Abraham’s murder was wanton. In respect of these three murders, the court below did not properly consider the seriousness of the offence and did not pay sufficient attention to the community interest. Maintaining the sentences imposed by the court below in respect of any one of the murders committed by the respondent, would, in my view, bring the administration of justice into disrepute. The State’s contentions as set out in para [2] above are fully justified.


[37] In respect of the murders of Abraham, Heloise and Donovan, and considering the seriousness of the offence, the personal circumstances of the respondent, including his relative youthfulness (he was approximately 24 years old at the time of trial) and the community interest, as well as the factors referred to earlier in this judgment, it appears to me that in respect of each of these murders a sentence of 20 years’ imprisonment is justified.


[38] For all the reasons stated above, the appeal is upheld.

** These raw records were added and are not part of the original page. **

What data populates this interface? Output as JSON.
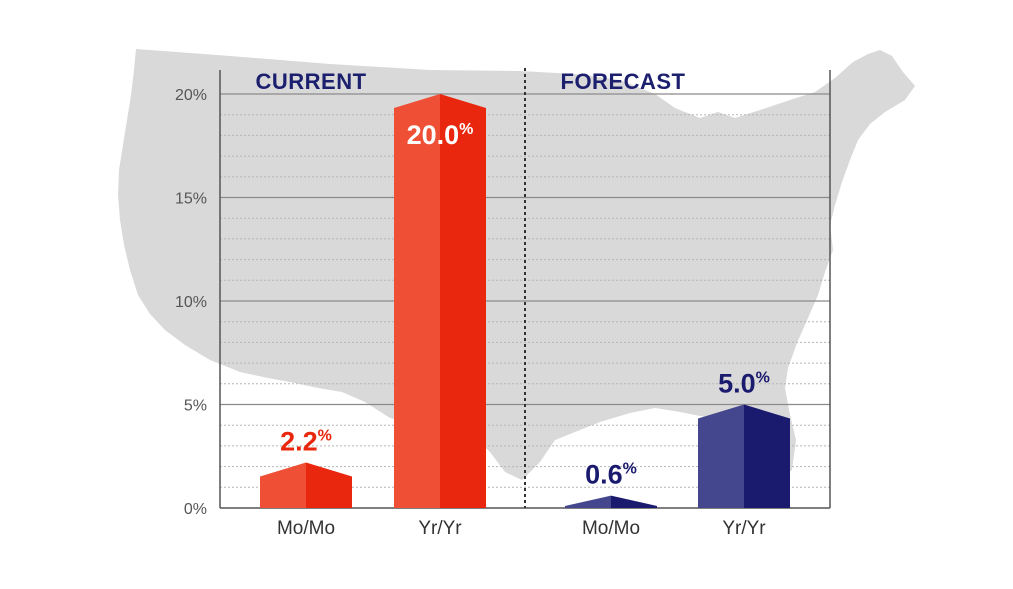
{
  "chart_data": {
    "type": "bar",
    "ylim": [
      0,
      20
    ],
    "yticks": [
      0,
      5,
      10,
      15,
      20
    ],
    "ytick_labels": [
      "0%",
      "5%",
      "10%",
      "15%",
      "20%"
    ],
    "grid": true,
    "groups": [
      {
        "title": "CURRENT",
        "color": "#e8270e",
        "color_light": "#ee4f35",
        "bars": [
          {
            "category": "Mo/Mo",
            "value": 2.2,
            "label": "2.2",
            "suffix": "%"
          },
          {
            "category": "Yr/Yr",
            "value": 20.0,
            "label": "20.0",
            "suffix": "%"
          }
        ]
      },
      {
        "title": "FORECAST",
        "color": "#1a1a6e",
        "color_light": "#45478e",
        "bars": [
          {
            "category": "Mo/Mo",
            "value": 0.6,
            "label": "0.6",
            "suffix": "%"
          },
          {
            "category": "Yr/Yr",
            "value": 5.0,
            "label": "5.0",
            "suffix": "%"
          }
        ]
      }
    ]
  }
}
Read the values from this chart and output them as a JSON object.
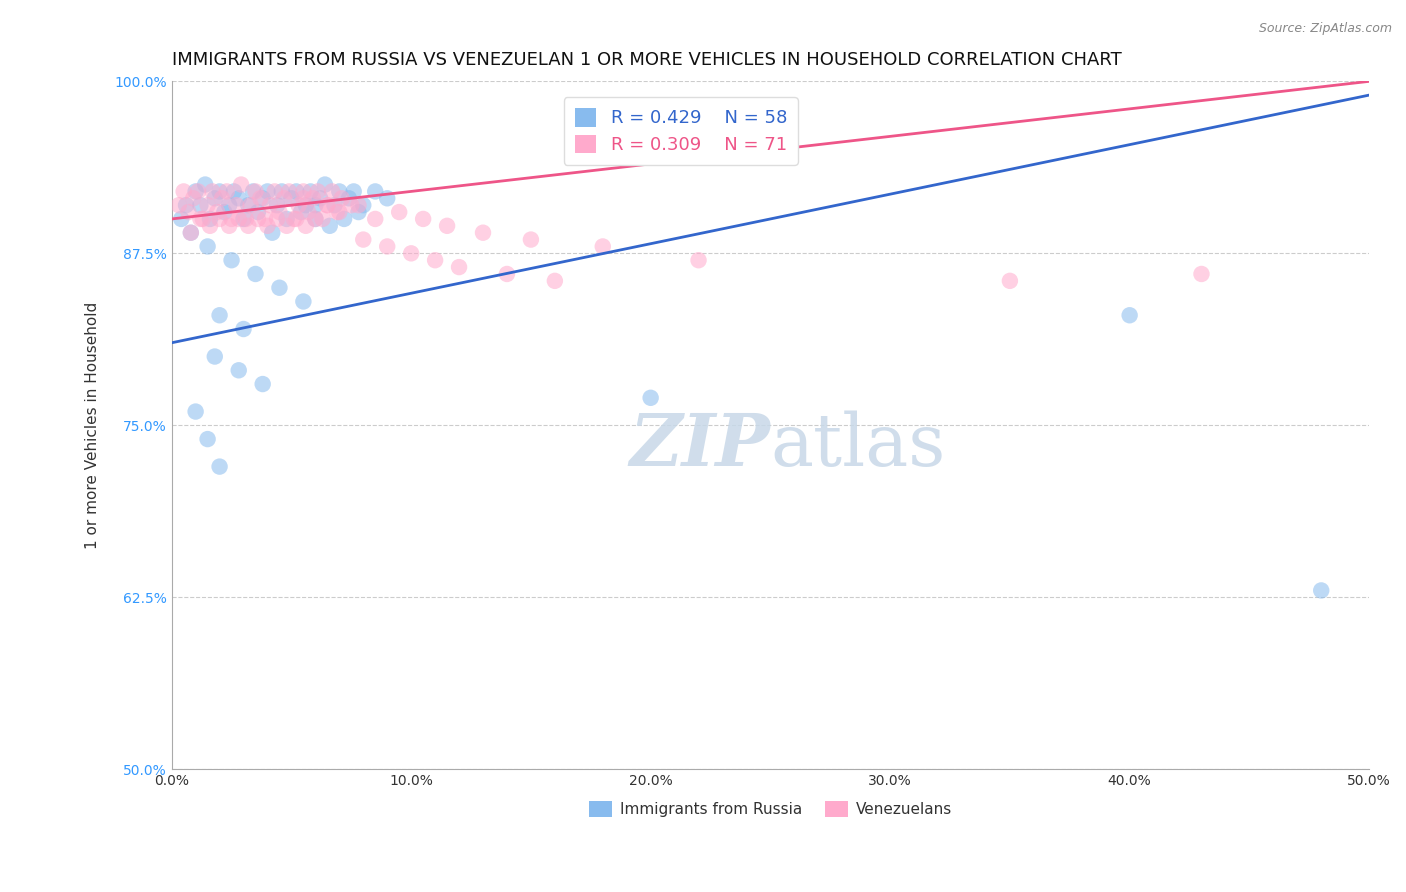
{
  "title": "IMMIGRANTS FROM RUSSIA VS VENEZUELAN 1 OR MORE VEHICLES IN HOUSEHOLD CORRELATION CHART",
  "source": "Source: ZipAtlas.com",
  "ylabel": "1 or more Vehicles in Household",
  "xlim": [
    0.0,
    50.0
  ],
  "ylim": [
    50.0,
    100.0
  ],
  "xticks": [
    0.0,
    10.0,
    20.0,
    30.0,
    40.0,
    50.0
  ],
  "yticks": [
    50.0,
    62.5,
    75.0,
    87.5,
    100.0
  ],
  "russia_color": "#88bbee",
  "venezuela_color": "#ffaacc",
  "russia_line_color": "#3366cc",
  "venezuela_line_color": "#ee5588",
  "russia_R": 0.429,
  "russia_N": 58,
  "venezuela_R": 0.309,
  "venezuela_N": 71,
  "watermark_zip": "ZIP",
  "watermark_atlas": "atlas",
  "background_color": "#ffffff",
  "grid_color": "#cccccc",
  "title_fontsize": 13,
  "axis_label_fontsize": 11,
  "tick_label_fontsize": 10,
  "legend_fontsize": 13,
  "russia_x": [
    0.4,
    0.6,
    0.8,
    1.0,
    1.2,
    1.4,
    1.6,
    1.8,
    2.0,
    2.2,
    2.4,
    2.6,
    2.8,
    3.0,
    3.2,
    3.4,
    3.6,
    3.8,
    4.0,
    4.2,
    4.4,
    4.6,
    4.8,
    5.0,
    5.2,
    5.4,
    5.6,
    5.8,
    6.0,
    6.2,
    6.4,
    6.6,
    6.8,
    7.0,
    7.2,
    7.4,
    7.6,
    7.8,
    8.0,
    1.5,
    2.5,
    3.5,
    4.5,
    5.5,
    2.0,
    3.0,
    1.8,
    2.8,
    3.8,
    1.0,
    1.5,
    2.0,
    20.0,
    40.0,
    48.0,
    8.5,
    9.0,
    6.0
  ],
  "russia_y": [
    90.0,
    91.0,
    89.0,
    92.0,
    91.0,
    92.5,
    90.0,
    91.5,
    92.0,
    90.5,
    91.0,
    92.0,
    91.5,
    90.0,
    91.0,
    92.0,
    90.5,
    91.5,
    92.0,
    89.0,
    91.0,
    92.0,
    90.0,
    91.5,
    92.0,
    90.5,
    91.0,
    92.0,
    90.0,
    91.5,
    92.5,
    89.5,
    91.0,
    92.0,
    90.0,
    91.5,
    92.0,
    90.5,
    91.0,
    88.0,
    87.0,
    86.0,
    85.0,
    84.0,
    83.0,
    82.0,
    80.0,
    79.0,
    78.0,
    76.0,
    74.0,
    72.0,
    77.0,
    83.0,
    63.0,
    92.0,
    91.5,
    91.0
  ],
  "venezuela_x": [
    0.3,
    0.5,
    0.7,
    0.9,
    1.1,
    1.3,
    1.5,
    1.7,
    1.9,
    2.1,
    2.3,
    2.5,
    2.7,
    2.9,
    3.1,
    3.3,
    3.5,
    3.7,
    3.9,
    4.1,
    4.3,
    4.5,
    4.7,
    4.9,
    5.1,
    5.3,
    5.5,
    5.7,
    5.9,
    6.1,
    6.3,
    6.5,
    6.7,
    6.9,
    7.1,
    7.5,
    0.8,
    1.2,
    1.6,
    2.0,
    2.4,
    2.8,
    3.2,
    3.6,
    4.0,
    4.4,
    4.8,
    5.2,
    5.6,
    6.0,
    8.0,
    9.0,
    10.0,
    11.0,
    12.0,
    14.0,
    16.0,
    35.0,
    43.0,
    5.5,
    6.5,
    7.0,
    7.8,
    8.5,
    9.5,
    10.5,
    11.5,
    13.0,
    15.0,
    18.0,
    22.0
  ],
  "venezuela_y": [
    91.0,
    92.0,
    90.5,
    91.5,
    92.0,
    90.0,
    91.0,
    92.0,
    90.5,
    91.5,
    92.0,
    90.0,
    91.0,
    92.5,
    90.0,
    91.0,
    92.0,
    91.5,
    90.0,
    91.0,
    92.0,
    90.5,
    91.5,
    92.0,
    90.0,
    91.0,
    92.0,
    90.5,
    91.5,
    92.0,
    90.0,
    91.0,
    92.0,
    90.5,
    91.5,
    91.0,
    89.0,
    90.0,
    89.5,
    90.0,
    89.5,
    90.0,
    89.5,
    90.0,
    89.5,
    90.0,
    89.5,
    90.0,
    89.5,
    90.0,
    88.5,
    88.0,
    87.5,
    87.0,
    86.5,
    86.0,
    85.5,
    85.5,
    86.0,
    91.5,
    91.0,
    90.5,
    91.0,
    90.0,
    90.5,
    90.0,
    89.5,
    89.0,
    88.5,
    88.0,
    87.0
  ]
}
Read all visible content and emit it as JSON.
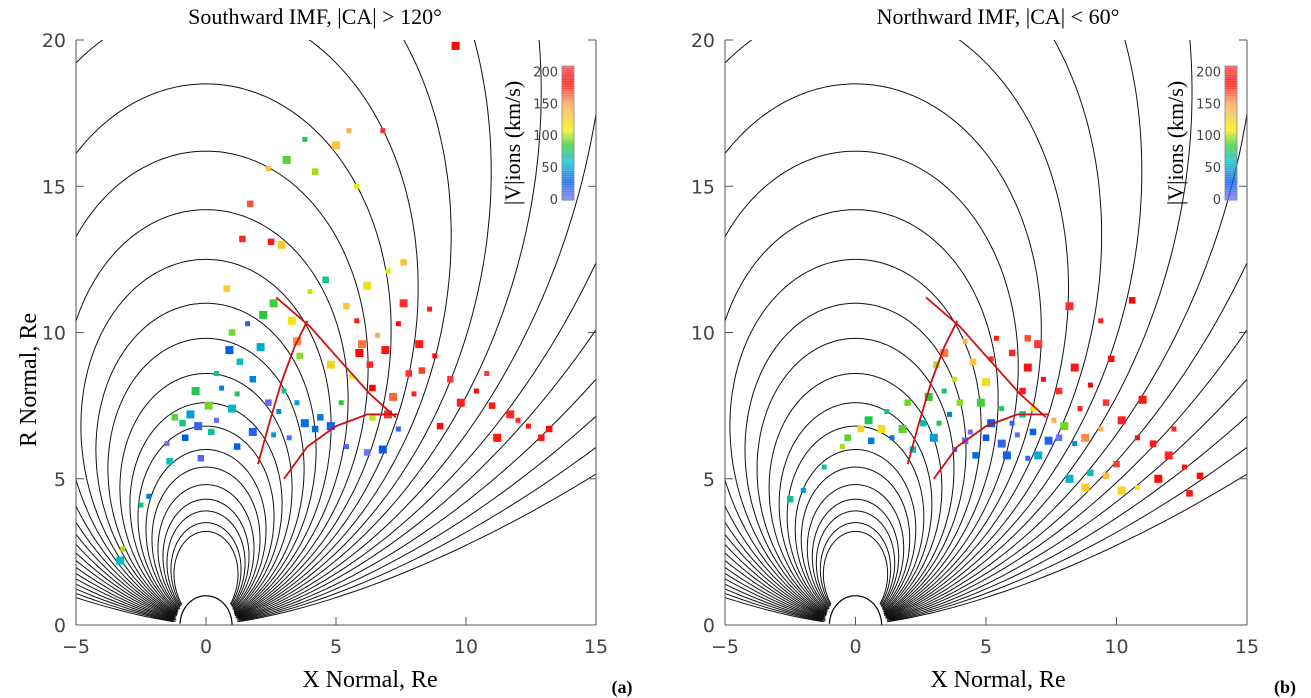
{
  "chart_data": [
    {
      "type": "scatter",
      "panel_label": "(a)",
      "title": "Southward IMF, |CA| > 120°",
      "xlabel": "X Normal, Re",
      "ylabel": "R Normal, Re",
      "xlim": [
        -5,
        15
      ],
      "ylim": [
        0,
        20
      ],
      "xticks": [
        "−5",
        "0",
        "5",
        "10",
        "15"
      ],
      "yticks": [
        "0",
        "5",
        "10",
        "15",
        "20"
      ],
      "colorbar": {
        "label": "|V|ions (km/s)",
        "range": [
          0,
          200
        ],
        "ticks": [
          "0",
          "50",
          "100",
          "150",
          "200"
        ]
      },
      "groups": [
        {
          "name": "blue",
          "vmin": 0,
          "vmax": 40,
          "points": [
            [
              -1.5,
              6.2
            ],
            [
              -0.8,
              6.4
            ],
            [
              -0.3,
              6.8
            ],
            [
              0.4,
              7.0
            ],
            [
              1.2,
              6.1
            ],
            [
              1.8,
              6.6
            ],
            [
              3.2,
              6.4
            ],
            [
              4.2,
              6.7
            ],
            [
              4.8,
              6.8
            ],
            [
              5.4,
              6.1
            ],
            [
              6.2,
              5.9
            ],
            [
              6.8,
              6.0
            ],
            [
              7.4,
              6.7
            ],
            [
              2.4,
              7.6
            ],
            [
              0.9,
              9.4
            ],
            [
              1.6,
              10.3
            ],
            [
              -0.2,
              5.7
            ],
            [
              3.8,
              6.9
            ]
          ]
        },
        {
          "name": "cyan",
          "vmin": 40,
          "vmax": 70,
          "points": [
            [
              -2.2,
              4.4
            ],
            [
              -1.4,
              5.6
            ],
            [
              -0.6,
              7.2
            ],
            [
              0.6,
              8.1
            ],
            [
              1.3,
              9.0
            ],
            [
              2.1,
              9.5
            ],
            [
              2.8,
              7.3
            ],
            [
              0.2,
              6.6
            ],
            [
              1.0,
              7.4
            ],
            [
              2.6,
              6.5
            ],
            [
              4.4,
              7.1
            ],
            [
              -3.3,
              2.2
            ],
            [
              3.5,
              7.6
            ],
            [
              1.8,
              8.4
            ]
          ]
        },
        {
          "name": "green",
          "vmin": 70,
          "vmax": 100,
          "points": [
            [
              -2.5,
              4.1
            ],
            [
              -1.2,
              7.1
            ],
            [
              -0.4,
              8.0
            ],
            [
              0.4,
              8.6
            ],
            [
              1.0,
              10.0
            ],
            [
              2.2,
              10.6
            ],
            [
              3.0,
              8.0
            ],
            [
              3.6,
              9.2
            ],
            [
              2.6,
              11.0
            ],
            [
              1.2,
              7.9
            ],
            [
              4.6,
              11.8
            ],
            [
              3.1,
              15.9
            ],
            [
              3.8,
              16.6
            ],
            [
              -0.9,
              6.9
            ],
            [
              0.1,
              7.5
            ],
            [
              5.2,
              7.6
            ]
          ]
        },
        {
          "name": "yellow",
          "vmin": 100,
          "vmax": 140,
          "points": [
            [
              -3.2,
              2.6
            ],
            [
              0.8,
              11.5
            ],
            [
              3.3,
              10.4
            ],
            [
              4.0,
              11.4
            ],
            [
              5.4,
              10.9
            ],
            [
              6.2,
              11.6
            ],
            [
              7.0,
              12.1
            ],
            [
              7.6,
              12.4
            ],
            [
              4.8,
              8.9
            ],
            [
              5.6,
              8.5
            ],
            [
              4.2,
              15.5
            ],
            [
              2.9,
              13.0
            ],
            [
              5.8,
              15.0
            ],
            [
              6.4,
              7.1
            ],
            [
              5.0,
              16.4
            ]
          ]
        },
        {
          "name": "orange",
          "vmin": 140,
          "vmax": 180,
          "points": [
            [
              2.4,
              15.6
            ],
            [
              1.7,
              14.4
            ],
            [
              3.5,
              9.7
            ],
            [
              6.6,
              9.9
            ],
            [
              8.3,
              8.7
            ],
            [
              6.0,
              9.6
            ],
            [
              5.5,
              16.9
            ],
            [
              1.4,
              13.2
            ],
            [
              7.2,
              7.8
            ]
          ]
        },
        {
          "name": "red",
          "vmin": 180,
          "vmax": 210,
          "points": [
            [
              5.8,
              10.4
            ],
            [
              6.3,
              8.9
            ],
            [
              6.9,
              9.4
            ],
            [
              7.4,
              10.3
            ],
            [
              7.8,
              8.6
            ],
            [
              8.2,
              9.6
            ],
            [
              8.8,
              9.2
            ],
            [
              9.4,
              8.4
            ],
            [
              9.8,
              7.6
            ],
            [
              10.4,
              8.0
            ],
            [
              11.0,
              7.5
            ],
            [
              11.7,
              7.2
            ],
            [
              12.4,
              6.8
            ],
            [
              13.2,
              6.7
            ],
            [
              7.6,
              11.0
            ],
            [
              8.6,
              10.8
            ],
            [
              6.4,
              8.1
            ],
            [
              7.0,
              7.2
            ],
            [
              8.0,
              7.9
            ],
            [
              9.0,
              6.8
            ],
            [
              11.2,
              6.4
            ],
            [
              12.0,
              7.0
            ],
            [
              12.9,
              6.4
            ],
            [
              9.6,
              19.8
            ],
            [
              6.8,
              16.9
            ],
            [
              2.5,
              13.1
            ],
            [
              5.9,
              9.3
            ],
            [
              10.8,
              8.6
            ]
          ]
        }
      ]
    },
    {
      "type": "scatter",
      "panel_label": "(b)",
      "title": "Northward IMF, |CA| < 60°",
      "xlabel": "X Normal, Re",
      "ylabel": "",
      "xlim": [
        -5,
        15
      ],
      "ylim": [
        0,
        20
      ],
      "xticks": [
        "−5",
        "0",
        "5",
        "10",
        "15"
      ],
      "yticks": [
        "0",
        "5",
        "10",
        "15",
        "20"
      ],
      "colorbar": {
        "label": "|V|ions (km/s)",
        "range": [
          0,
          200
        ],
        "ticks": [
          "0",
          "50",
          "100",
          "150",
          "200"
        ]
      },
      "groups": [
        {
          "name": "blue",
          "vmin": 0,
          "vmax": 40,
          "points": [
            [
              4.4,
              6.6
            ],
            [
              5.0,
              6.4
            ],
            [
              5.6,
              6.2
            ],
            [
              6.2,
              6.5
            ],
            [
              6.8,
              6.6
            ],
            [
              7.4,
              6.3
            ],
            [
              3.8,
              6.0
            ],
            [
              4.6,
              5.8
            ],
            [
              5.8,
              5.8
            ],
            [
              6.6,
              5.7
            ],
            [
              7.8,
              6.4
            ],
            [
              5.2,
              6.9
            ],
            [
              6.0,
              6.9
            ],
            [
              4.2,
              6.3
            ]
          ]
        },
        {
          "name": "cyan",
          "vmin": 40,
          "vmax": 70,
          "points": [
            [
              1.4,
              6.4
            ],
            [
              2.2,
              6.0
            ],
            [
              3.0,
              6.4
            ],
            [
              3.6,
              7.2
            ],
            [
              2.6,
              6.9
            ],
            [
              7.0,
              5.8
            ],
            [
              8.4,
              6.2
            ],
            [
              9.0,
              5.2
            ],
            [
              8.2,
              5.0
            ],
            [
              -2.0,
              4.6
            ],
            [
              0.6,
              6.3
            ]
          ]
        },
        {
          "name": "green",
          "vmin": 70,
          "vmax": 100,
          "points": [
            [
              -1.2,
              5.4
            ],
            [
              -0.3,
              6.4
            ],
            [
              0.5,
              7.0
            ],
            [
              1.2,
              7.3
            ],
            [
              2.0,
              7.6
            ],
            [
              2.8,
              7.8
            ],
            [
              3.4,
              8.0
            ],
            [
              4.0,
              7.6
            ],
            [
              4.8,
              7.6
            ],
            [
              5.6,
              7.4
            ],
            [
              6.4,
              7.2
            ],
            [
              1.8,
              6.7
            ],
            [
              3.2,
              6.9
            ],
            [
              -2.5,
              4.3
            ],
            [
              8.0,
              6.8
            ]
          ]
        },
        {
          "name": "yellow",
          "vmin": 100,
          "vmax": 140,
          "points": [
            [
              -0.5,
              6.1
            ],
            [
              0.2,
              6.7
            ],
            [
              1.0,
              6.7
            ],
            [
              3.8,
              8.4
            ],
            [
              4.5,
              9.0
            ],
            [
              5.0,
              8.3
            ],
            [
              6.8,
              7.4
            ],
            [
              9.6,
              5.1
            ],
            [
              10.2,
              4.6
            ],
            [
              10.8,
              4.7
            ],
            [
              3.1,
              8.9
            ],
            [
              8.8,
              4.7
            ]
          ]
        },
        {
          "name": "orange",
          "vmin": 140,
          "vmax": 180,
          "points": [
            [
              4.2,
              9.7
            ],
            [
              6.6,
              9.8
            ],
            [
              8.8,
              6.4
            ],
            [
              9.4,
              6.7
            ],
            [
              10.0,
              5.5
            ],
            [
              3.4,
              9.3
            ],
            [
              7.6,
              7.0
            ]
          ]
        },
        {
          "name": "red",
          "vmin": 180,
          "vmax": 210,
          "points": [
            [
              5.4,
              9.8
            ],
            [
              6.0,
              9.3
            ],
            [
              6.6,
              8.8
            ],
            [
              7.2,
              8.4
            ],
            [
              7.8,
              8.0
            ],
            [
              8.4,
              8.8
            ],
            [
              9.0,
              8.2
            ],
            [
              9.6,
              7.6
            ],
            [
              10.2,
              7.0
            ],
            [
              10.8,
              6.4
            ],
            [
              11.4,
              6.2
            ],
            [
              12.0,
              5.8
            ],
            [
              12.6,
              5.4
            ],
            [
              13.2,
              5.1
            ],
            [
              8.2,
              10.9
            ],
            [
              9.4,
              10.4
            ],
            [
              10.6,
              11.1
            ],
            [
              7.0,
              9.6
            ],
            [
              8.6,
              7.4
            ],
            [
              9.8,
              9.1
            ],
            [
              11.0,
              7.7
            ],
            [
              12.2,
              6.7
            ],
            [
              12.8,
              4.5
            ],
            [
              11.6,
              5.0
            ],
            [
              5.2,
              9.1
            ],
            [
              6.4,
              8.0
            ]
          ]
        }
      ]
    }
  ]
}
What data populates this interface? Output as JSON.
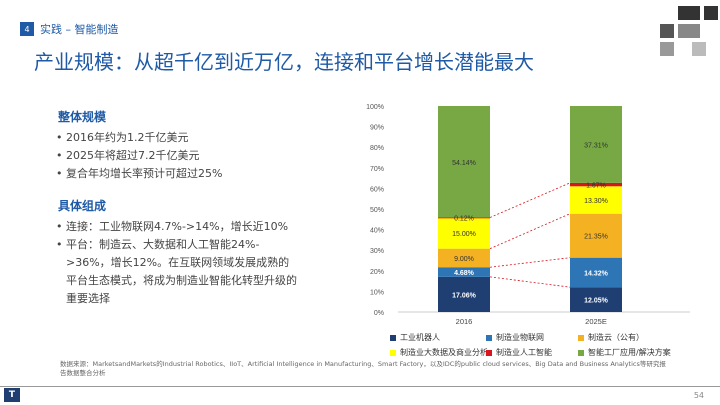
{
  "header": {
    "section_number": "4",
    "section_label": "实践 – 智能制造",
    "title": "产业规模：从超千亿到近万亿，连接和平台增长潜能最大"
  },
  "overall": {
    "heading": "整体规模",
    "bullets": [
      "2016年约为1.2千亿美元",
      "2025年将超过7.2千亿美元",
      "复合年均增长率预计可超过25%"
    ]
  },
  "composition": {
    "heading": "具体组成",
    "bullets": [
      "连接：工业物联网4.7%->14%，增长近10%",
      "平台：制造云、大数据和人工智能24%->36%，增长12%。在互联网领域发展成熟的平台生态模式，将成为制造业智能化转型升级的重要选择"
    ]
  },
  "chart_data": {
    "type": "stacked_bar",
    "categories": [
      "2016",
      "2025E"
    ],
    "y_ticks": [
      "0%",
      "10%",
      "20%",
      "30%",
      "40%",
      "50%",
      "60%",
      "70%",
      "80%",
      "90%",
      "100%"
    ],
    "ylim": [
      0,
      100
    ],
    "series": [
      {
        "name": "工业机器人",
        "color": "#1f3f73",
        "values": [
          17.06,
          12.05
        ],
        "labels": [
          "17.06%",
          "12.05%"
        ],
        "label_color": "#ffffff"
      },
      {
        "name": "制造业物联网",
        "color": "#2e75b6",
        "values": [
          4.68,
          14.32
        ],
        "labels": [
          "4.68%",
          "14.32%"
        ],
        "label_color": "#ffffff"
      },
      {
        "name": "制造云（公有）",
        "color": "#f4b223",
        "values": [
          9.0,
          21.35
        ],
        "labels": [
          "9.00%",
          "21.35%"
        ],
        "label_color": "#333333"
      },
      {
        "name": "制造业大数据及商业分析",
        "color": "#ffff00",
        "values": [
          15.0,
          13.3
        ],
        "labels": [
          "15.00%",
          "13.30%"
        ],
        "label_color": "#333333"
      },
      {
        "name": "制造业人工智能",
        "color": "#d8141c",
        "values": [
          0.12,
          1.67
        ],
        "labels": [
          "0.12%",
          "1.67%"
        ],
        "label_color": "#333333"
      },
      {
        "name": "智能工厂应用/解决方案",
        "color": "#77a843",
        "values": [
          54.14,
          37.31
        ],
        "labels": [
          "54.14%",
          "37.31%"
        ],
        "label_color": "#333333"
      }
    ]
  },
  "source": "数据来源：MarketsandMarkets的Industrial Robotics、IIoT、Artificial Intelligence in Manufacturing、Smart Factory，以及IDC的public cloud services、Big Data and Business Analytics等研究报告数据整合分析",
  "footer": {
    "logo": "T",
    "page": "54"
  }
}
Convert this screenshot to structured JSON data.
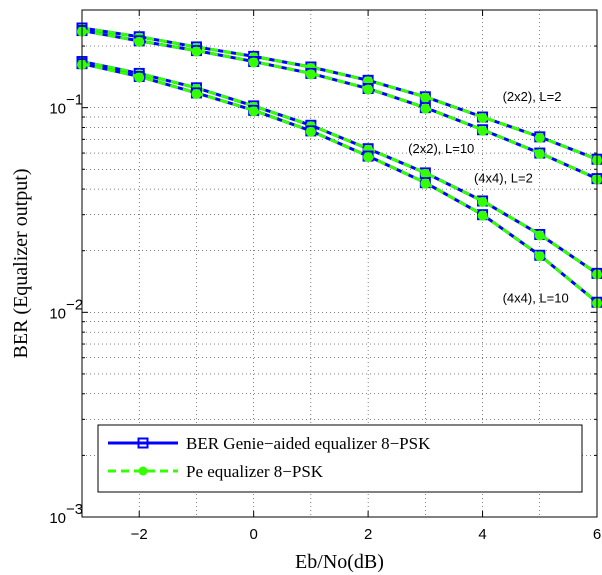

In respect of counts 2, 3, 4 and 5, the sentence of the court below is set aside and substituted as follows:

1 On counts 2, 3 and 4, the accused is sentenced to 20 years’ imprisonment in respect of each count.

2. In respect of count 5, the accused is sentenced to life imprisonment.’



_________________

M S NAVSA

JUDGE OF APPEAL


CONCUR:


CLOETE JA

CACHALIA AJA



1 This is an aspect that trial courts and legal representatives should take into account.